Curriculum-Principal Crombie, Curriculum Director Lori Galvin, and an outside consultant opted to go with a UBD (Understand by Design) format that will require that all curriculum units be rewritten in a uniform format. Staff members started this task in the fall and with the help of the consultant guiding the pace of the project, much progress has been made.
Hiring a Library Media Specialist-As one of the most important recommendations, the need for a library media specialist is necessary for the success of student education. The need to have someone to roll out library media services to all students is critical and a job description is being crafted for the role.
Intervention Strategies-While there is a support team in place to assist with needy students, the NEASC was not confident that the school is using the process efficiently. Since then, the process has been revamped, making it more accessible to teachers and in full capacity to NEASC standards.
According to Crombie, the NEASC also recognized the success of the high school’s Life Skills program, the support of both ELL students and social emotional learners, the school’s dedication to safety protocols, and the state-of-the-art facility.
The next step is to make progress toward the four key issues and work with the NEASC team regularly to stay on the designated timeline. According to Crombie, the NEASC process has changed drastically since 2011, and instead of feeling like an inspection, it now feels like a collaboration geared toward bettering the school and quality of education. Part of the process is the self-evolution of staff members, which has proven to help with the growth of the culture and the way educators teach.
“For teachers and staff to spend time on evaluating themselves, it’s incredible to see what comes out of it. Everyone in the building has been on board with this. I’ve been impressed with how everyone has responded to it. Having these conversations will ultimately move students forward in a positive direction.”
The process of accreditation has allowed the school to have a new vision and focus, one that was overshadowed by the building of the new school in years past. As part of the 2021 visit, the NEASC will provide evidence-based evaluations based on their direct observations in the classrooms and communication with the students and parents.

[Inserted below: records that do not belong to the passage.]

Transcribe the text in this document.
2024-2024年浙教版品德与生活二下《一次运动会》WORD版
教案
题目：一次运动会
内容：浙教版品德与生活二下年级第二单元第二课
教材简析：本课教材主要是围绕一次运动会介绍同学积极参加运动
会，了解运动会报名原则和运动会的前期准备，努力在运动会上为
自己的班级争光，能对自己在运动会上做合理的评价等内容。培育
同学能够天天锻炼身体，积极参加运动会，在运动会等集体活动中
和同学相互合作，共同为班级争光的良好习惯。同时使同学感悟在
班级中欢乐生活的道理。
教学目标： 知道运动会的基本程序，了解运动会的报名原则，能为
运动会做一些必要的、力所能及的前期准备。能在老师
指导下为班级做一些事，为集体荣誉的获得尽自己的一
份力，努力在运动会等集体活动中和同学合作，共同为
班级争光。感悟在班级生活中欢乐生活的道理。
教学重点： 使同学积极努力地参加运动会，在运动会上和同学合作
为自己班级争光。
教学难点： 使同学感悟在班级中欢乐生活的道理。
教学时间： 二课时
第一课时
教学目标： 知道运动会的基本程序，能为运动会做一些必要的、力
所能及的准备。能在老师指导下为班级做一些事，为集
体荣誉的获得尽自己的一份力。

“I think the culture that this process brings in terms of professionalism as an organization, is that you are all working together to improve teaching and learning so it’s not about the body of the building anymore, it’s about what’s happening in the building,” said School Superintendent Lisa Howard. “The UBD work that’s being done now allows teachers in subgroups in their department to get together and really focus in on a document that was built by the people who are doing the teaching for our students. This laser focus will improve teaching and learning that highlights the work that the professionals are doing to make it not just a physically beautiful place but a place we can be proud of.”